Building Golden Voice Recording Co.


Building Golden Voice Recording Co. (origins of Golden Voice part 4)

Golden Voice studio outside wall


By 1965 Jerry Milam found himself in need of a proper studio facility.   He had built a first class four track studio in his basement but couldn’t continue to record at home due to noise complaints.  He needed a place he could afford as well as a place where the work would not be interrupted by problematic neighbors. The solution was to build on the rural outskirts of Pekin, Illinois in the village of South Pekin.  South Pekin was the only place in the area with cheap land at the time. The kind of place where even a downtown address meant you were surrounded by a cornfield.  After some searching Jerry was able to purchase an acre of land at 700 W Main for the low price of $1500. This spot ten miles outside of the small town of Pekin is where he would build his studio.

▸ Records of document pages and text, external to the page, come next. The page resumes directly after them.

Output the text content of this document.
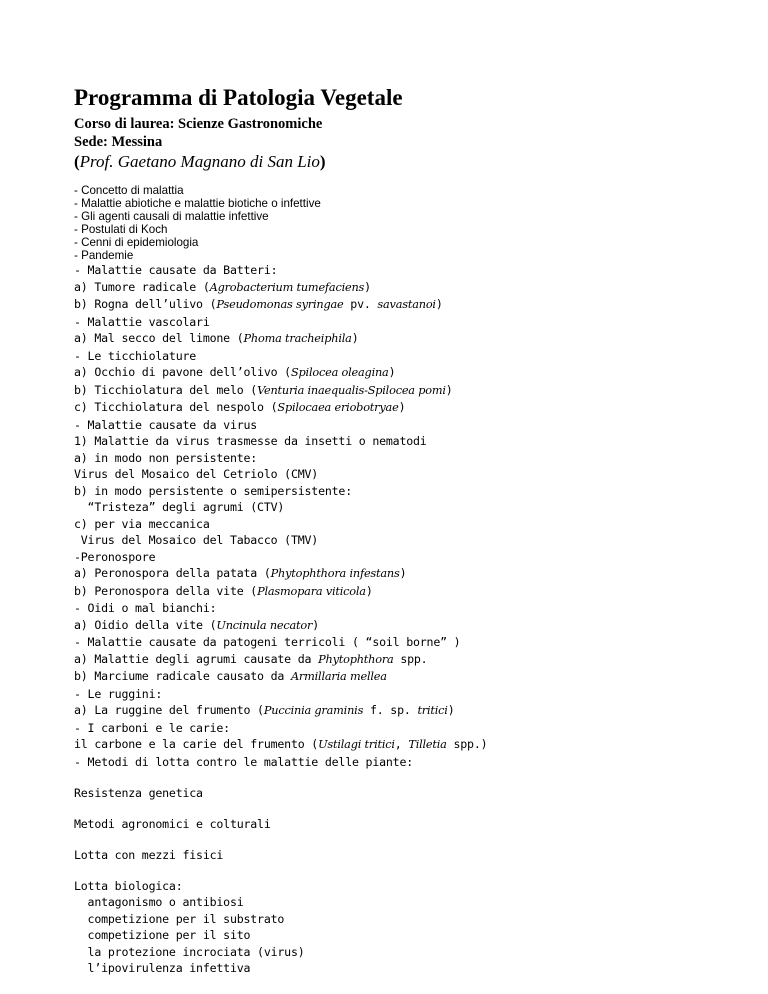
Programma di Patologia Vegetale

Corso di laurea: Scienze Gastronomiche

Sede: Messina

(Prof. Gaetano Magnano di San Lio)

- Concetto di malattia

- Malattie abiotiche e malattie biotiche o infettive

- Gli agenti causali di malattie infettive

- Postulati di Koch

- Cenni di epidemiologia

- Pandemie

- Malattie causate da Batteri:

a) Tumore radicale (Agrobacterium tumefaciens)

b) Rogna dell’ulivo (Pseudomonas syringae pv. savastanoi)

- Malattie vascolari

a) Mal secco del limone (Phoma tracheiphila)

- Le ticchiolature

a) Occhio di pavone dell’olivo (Spilocea oleagina)

b) Ticchiolatura del melo (Venturia inaequalis-Spilocea pomi)

c) Ticchiolatura del nespolo (Spilocaea eriobotryae)

- Malattie causate da virus

1) Malattie da virus trasmesse da insetti o nematodi

a) in modo non persistente:

Virus del Mosaico del Cetriolo (CMV)

b) in modo persistente o semipersistente:

“Tristeza” degli agrumi (CTV)

c) per via meccanica

Virus del Mosaico del Tabacco (TMV)

-Peronospore

a) Peronospora della patata (Phytophthora infestans)

b) Peronospora della vite (Plasmopara viticola)

- Oidi o mal bianchi:

a) Oidio della vite (Uncinula necator)

- Malattie causate da patogeni terricoli ( “soil borne” )

a) Malattie degli agrumi causate da Phytophthora spp.

b) Marciume radicale causato da Armillaria mellea

- Le ruggini:

a) La ruggine del frumento (Puccinia graminis f. sp. tritici)

- I carboni e le carie:

il carbone e la carie del frumento (Ustilagi tritici, Tilletia spp.)

- Metodi di lotta contro le malattie delle piante:

Resistenza genetica

Metodi agronomici e colturali

Lotta con mezzi fisici

Lotta biologica:

antagonismo o antibiosi

competizione per il substrato

competizione per il sito

la protezione incrociata (virus)

l’ipovirulenza infettiva
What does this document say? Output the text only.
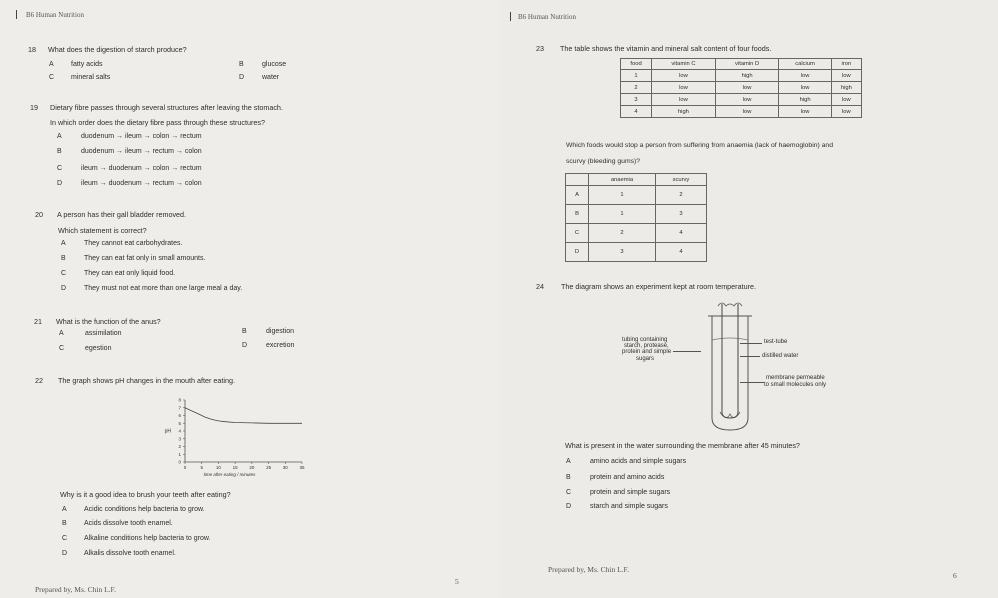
B6 Human Nutrition	B6 Human Nutrition
18 What does the digestion of starch produce?
A fatty acids	B	glucose
C mineral salts	D	water
19 Dietary fibre passes through several structures after leaving the stomach.
In which order does the dietary fibre pass through these structures?
A	duodenum → ileum → colon → rectum
B	duodenum → ileum → rectum → colon
C	ileum → duodenum → colon → rectum
D	ileum → duodenum → rectum → colon
20 A person has their gall bladder removed.
Which statement is correct?
A	They cannot eat carbohydrates.
B	They can eat fat only in small amounts.
C	They can eat only liquid food.
D	They must not eat more than one large meal a day.
21 What is the function of the anus?
A	assimilation	B	digestion
C	egestion	D	excretion
22 The graph shows pH changes in the mouth after eating.
0
1
2
3
4
5
6
7
8
0	5	10	15	20	25	30	35
pH
time after eating / minutes
Why is it a good idea to brush your teeth after eating?
A Acidic conditions help bacteria to grow.
B Acids dissolve tooth enamel.
C Alkaline conditions help bacteria to grow.
D Alkalis dissolve tooth enamel.
Prepared by, Ms. Chin L.F.
5
23 The table shows the vitamin and mineral salt content of four foods.
food	vitamin C	vitamin D	calcium	iron
1	low	high	low	low
2	low	low	low	high
3	low	low	high	low
4	high	low	low	low
Which foods would stop a person from suffering from anaemia (lack of haemoglobin) and
scurvy (bleeding gums)?
	anaemia	scurvy
A	1	2
B	1	3
C	2	4
D	3	4
24 The diagram shows an experiment kept at room temperature.
tubing containing
starch, protease,
protein and simple
sugars
test-tube
distilled water
membrane permeable
to small molecules only
What is present in the water surrounding the membrane after 45 minutes?
A	amino acids and simple sugars
B	protein and amino acids
C	protein and simple sugars
D	starch and simple sugars
Prepared by, Ms. Chin L.F.
6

Jerry and his uncle, Clifford Brandt, set about building the studio by hand. Over the course of the next year the building slowly began to take shape.  The building was constructed from cinder blocks.  The main room was 40′ x 60′ with a 24′ ceiling.  It featured early acoustic treatments and a dedicated echo chamber.  A four track control room over looked the main studio area.

The studio would be complete in 1966 but even before it was finished Jerry was testing and developing the sound of the studio.  The first group to record, even before the glass was installed between the main studio and the control room, was a band called The Wombats (see the Wombats bio here) from Metamora, IL. The Wombats were a popular local teen combo who were just beginning to have a need for recording. Wombats’ rhythm guitarist Greg Volz’s (later of Petra!) older brother Ron “Rockin’ R’s” Volz recommended Jerry Milam who Ron knew from the early Peoria rock n’ roll scene.  The Wombats would become key early users of the studio and, in some cases, would remain connected to Golden Voice until the end of the studio.  The first finished song recorded by The Wombats at Golden Voice was called: You Lied, it’ would remain unreleased from 1966 until now.




Another important figure in the origin of the Golden Voice story is Bill Porter. The legendary sound engineer would come to Pekin and lend guidance to Jerry during the initial phases of studio operation.

 By the beginning of 1967 the studio was in regular operation, facilitating recordings from novice to expert and everyone in between.